A review of employment support for disabled people has concluded that help should be focused on the individual instead of the institution.
Liz Sayce, the chief executive of disability rights group RADAR, recommended changes to government policy to support disabled people to work in any role in any sector – rather than in segregated employment.
The Sayce review recommends doubling the numbers of people able to use Access to Work – which gives financial help for support workers, interpreters, equipment and other practical support to enable disabled people to keep and get jobs.
It recommends raising the overall numbers securing specialist disability support to 100,000 within existing resources, with further expansion longer-term.
Liz Sayce said: “The work aspirations of disabled people have changed. Again and again disabled people – especially young disabled people – said they wanted the same choice of jobs as everyone else – in every sector from hairdressing to engineering, from apprenticeships to work experience, from self employment to co-ops and employee to director.
“That is why I am recommending empowering disabled people and employers by opening up Access to Work, widening access to information and peer support and ensuring support can go with the individual, from job to job, equipping disabled people for the economy of today and tomorrow. Young people do not expect a job for life – so we need to design support that can go with the individual, from job to job.
“There was also a total consensus among disabled people’s organisations and charities that segregated employment is not a model for the 21st century.
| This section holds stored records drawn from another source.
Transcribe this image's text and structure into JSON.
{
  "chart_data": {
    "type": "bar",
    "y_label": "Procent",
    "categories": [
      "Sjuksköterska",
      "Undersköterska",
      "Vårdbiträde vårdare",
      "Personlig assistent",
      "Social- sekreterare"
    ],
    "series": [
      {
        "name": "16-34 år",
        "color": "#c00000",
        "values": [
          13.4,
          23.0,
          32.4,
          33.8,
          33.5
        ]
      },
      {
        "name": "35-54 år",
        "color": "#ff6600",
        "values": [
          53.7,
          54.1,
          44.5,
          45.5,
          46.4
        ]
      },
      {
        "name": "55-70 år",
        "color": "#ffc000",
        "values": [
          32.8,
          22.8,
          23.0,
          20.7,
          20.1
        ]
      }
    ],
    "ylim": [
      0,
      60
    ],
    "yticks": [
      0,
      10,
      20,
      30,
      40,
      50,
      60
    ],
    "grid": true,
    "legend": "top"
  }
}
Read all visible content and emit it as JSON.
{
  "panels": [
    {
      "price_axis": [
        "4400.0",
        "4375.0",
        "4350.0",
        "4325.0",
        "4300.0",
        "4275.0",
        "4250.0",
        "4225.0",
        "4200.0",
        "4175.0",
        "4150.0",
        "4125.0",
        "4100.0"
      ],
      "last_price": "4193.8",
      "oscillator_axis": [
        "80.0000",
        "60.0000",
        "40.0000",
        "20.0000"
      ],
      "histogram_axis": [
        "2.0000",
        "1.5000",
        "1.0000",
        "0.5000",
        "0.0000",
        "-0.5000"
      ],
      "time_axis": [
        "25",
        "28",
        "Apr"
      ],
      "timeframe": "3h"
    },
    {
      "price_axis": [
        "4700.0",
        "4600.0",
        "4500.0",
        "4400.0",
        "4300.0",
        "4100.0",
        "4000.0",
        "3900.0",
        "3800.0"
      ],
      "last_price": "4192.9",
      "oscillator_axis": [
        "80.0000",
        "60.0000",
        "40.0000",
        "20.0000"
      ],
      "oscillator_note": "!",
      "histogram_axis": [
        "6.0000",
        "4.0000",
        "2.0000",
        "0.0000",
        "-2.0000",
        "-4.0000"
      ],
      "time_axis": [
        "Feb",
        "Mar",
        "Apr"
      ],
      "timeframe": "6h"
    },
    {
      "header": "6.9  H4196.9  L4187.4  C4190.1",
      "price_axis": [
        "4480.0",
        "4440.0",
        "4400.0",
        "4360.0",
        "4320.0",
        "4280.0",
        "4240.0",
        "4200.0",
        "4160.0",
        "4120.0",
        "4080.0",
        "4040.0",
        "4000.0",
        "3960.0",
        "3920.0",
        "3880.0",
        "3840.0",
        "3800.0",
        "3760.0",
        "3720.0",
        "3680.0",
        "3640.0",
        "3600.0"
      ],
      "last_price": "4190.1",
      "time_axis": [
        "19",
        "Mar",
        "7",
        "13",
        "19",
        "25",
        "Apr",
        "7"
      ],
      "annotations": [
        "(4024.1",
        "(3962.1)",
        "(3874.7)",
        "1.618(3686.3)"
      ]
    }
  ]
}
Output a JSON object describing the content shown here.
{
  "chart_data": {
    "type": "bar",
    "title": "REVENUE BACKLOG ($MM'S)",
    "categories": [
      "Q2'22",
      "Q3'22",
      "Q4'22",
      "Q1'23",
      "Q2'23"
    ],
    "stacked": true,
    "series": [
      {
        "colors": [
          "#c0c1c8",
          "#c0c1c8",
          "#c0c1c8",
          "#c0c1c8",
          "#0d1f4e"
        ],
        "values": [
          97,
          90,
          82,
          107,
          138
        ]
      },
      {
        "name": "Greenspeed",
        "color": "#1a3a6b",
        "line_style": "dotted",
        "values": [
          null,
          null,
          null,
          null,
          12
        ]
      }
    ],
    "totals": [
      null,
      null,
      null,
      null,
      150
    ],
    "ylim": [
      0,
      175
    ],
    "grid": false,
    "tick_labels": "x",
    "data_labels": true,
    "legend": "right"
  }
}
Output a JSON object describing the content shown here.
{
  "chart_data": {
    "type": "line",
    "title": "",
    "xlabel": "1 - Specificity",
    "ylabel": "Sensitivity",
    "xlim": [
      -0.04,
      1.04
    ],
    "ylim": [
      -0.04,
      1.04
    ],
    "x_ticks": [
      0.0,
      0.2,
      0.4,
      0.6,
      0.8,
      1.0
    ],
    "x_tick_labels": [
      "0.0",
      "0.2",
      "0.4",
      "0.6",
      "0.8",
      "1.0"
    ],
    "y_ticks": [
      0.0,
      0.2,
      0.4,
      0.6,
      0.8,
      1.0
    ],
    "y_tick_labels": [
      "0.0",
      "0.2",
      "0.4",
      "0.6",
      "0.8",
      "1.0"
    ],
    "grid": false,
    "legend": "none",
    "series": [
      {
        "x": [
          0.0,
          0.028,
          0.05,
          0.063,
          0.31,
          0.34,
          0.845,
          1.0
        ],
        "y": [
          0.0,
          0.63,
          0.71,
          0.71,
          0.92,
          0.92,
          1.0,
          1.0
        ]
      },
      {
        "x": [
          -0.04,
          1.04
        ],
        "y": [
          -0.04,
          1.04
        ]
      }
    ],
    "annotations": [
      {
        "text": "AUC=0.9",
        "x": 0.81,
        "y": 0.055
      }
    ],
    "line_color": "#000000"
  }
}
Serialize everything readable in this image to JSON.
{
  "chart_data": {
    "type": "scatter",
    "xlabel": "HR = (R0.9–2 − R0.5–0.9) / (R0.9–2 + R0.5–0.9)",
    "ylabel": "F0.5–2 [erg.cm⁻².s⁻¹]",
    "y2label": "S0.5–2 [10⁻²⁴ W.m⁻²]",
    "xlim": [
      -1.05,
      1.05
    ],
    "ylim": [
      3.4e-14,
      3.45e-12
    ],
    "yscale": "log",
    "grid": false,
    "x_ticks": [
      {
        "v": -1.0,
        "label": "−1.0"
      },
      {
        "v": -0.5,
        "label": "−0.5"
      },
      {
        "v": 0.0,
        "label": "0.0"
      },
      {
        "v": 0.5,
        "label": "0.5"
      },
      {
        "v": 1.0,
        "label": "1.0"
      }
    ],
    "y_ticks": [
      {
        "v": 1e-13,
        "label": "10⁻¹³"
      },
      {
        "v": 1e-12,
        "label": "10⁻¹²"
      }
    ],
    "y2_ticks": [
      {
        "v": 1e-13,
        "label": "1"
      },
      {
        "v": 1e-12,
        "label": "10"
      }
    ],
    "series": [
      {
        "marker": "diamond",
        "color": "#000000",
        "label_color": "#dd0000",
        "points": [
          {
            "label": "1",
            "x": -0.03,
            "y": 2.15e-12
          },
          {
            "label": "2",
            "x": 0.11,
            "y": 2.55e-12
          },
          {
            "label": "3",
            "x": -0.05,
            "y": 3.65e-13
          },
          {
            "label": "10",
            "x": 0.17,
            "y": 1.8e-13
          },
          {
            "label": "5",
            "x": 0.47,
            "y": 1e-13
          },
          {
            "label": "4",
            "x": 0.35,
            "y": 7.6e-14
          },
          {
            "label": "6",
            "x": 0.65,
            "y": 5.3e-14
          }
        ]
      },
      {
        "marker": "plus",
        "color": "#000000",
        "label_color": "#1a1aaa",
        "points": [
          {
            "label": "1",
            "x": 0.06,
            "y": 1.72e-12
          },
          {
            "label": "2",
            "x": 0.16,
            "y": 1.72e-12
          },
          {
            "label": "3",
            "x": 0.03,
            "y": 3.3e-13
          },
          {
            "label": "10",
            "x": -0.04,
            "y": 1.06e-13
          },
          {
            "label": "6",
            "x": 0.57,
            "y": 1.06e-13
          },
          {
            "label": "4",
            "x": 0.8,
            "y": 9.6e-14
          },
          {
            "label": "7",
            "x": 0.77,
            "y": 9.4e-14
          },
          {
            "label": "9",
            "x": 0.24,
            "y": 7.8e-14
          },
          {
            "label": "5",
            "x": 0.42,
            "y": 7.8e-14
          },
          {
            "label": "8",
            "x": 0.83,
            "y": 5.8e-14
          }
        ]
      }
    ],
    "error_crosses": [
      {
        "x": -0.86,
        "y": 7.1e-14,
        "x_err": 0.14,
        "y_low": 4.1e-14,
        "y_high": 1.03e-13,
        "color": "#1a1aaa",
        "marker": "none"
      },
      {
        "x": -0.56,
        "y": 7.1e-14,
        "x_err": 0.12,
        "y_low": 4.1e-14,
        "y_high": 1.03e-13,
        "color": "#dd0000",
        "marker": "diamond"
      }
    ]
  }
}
Instead in-work support like Access to Work is the right way to support disabled people so that those acquiring disability can keep their jobs; and those entering work can work in any sector they choose.”
Minister for Disabled People, Maria Miller who commissioned the report, said: “This review is about spending money differently, not cutting it. The amount of money going into employment services for disabled people is already being protected.”
The review was set up to look at employment support available for disabled people and shows:
> Around 50 per cent of disabled people are out of work and those that are in work often work far below their potential.
> Around 300,000 people leave work each year through disability or health conditions and go on to incapacity benefits. Many would prefer to keep their job.
> Closing the employment gap between disabled people and non-disabled people would also boost the economy by £13bn.
> There was consensus among disabled people’s organisations and charities that segregated employment is not a model for the 21st century.
Dr Rachel Perkins, who chairs Equality 2025, said: “We need a system that supports individuals to get any job we choose: after all who wants to pack boxes just because you are disabled?”
Mark Goldring CBE, Chief Executive Mencap, said: “With modest help it is possible for many more people to work in open employment alongside their non disabled colleagues. This is the way that policy and practice should take us.”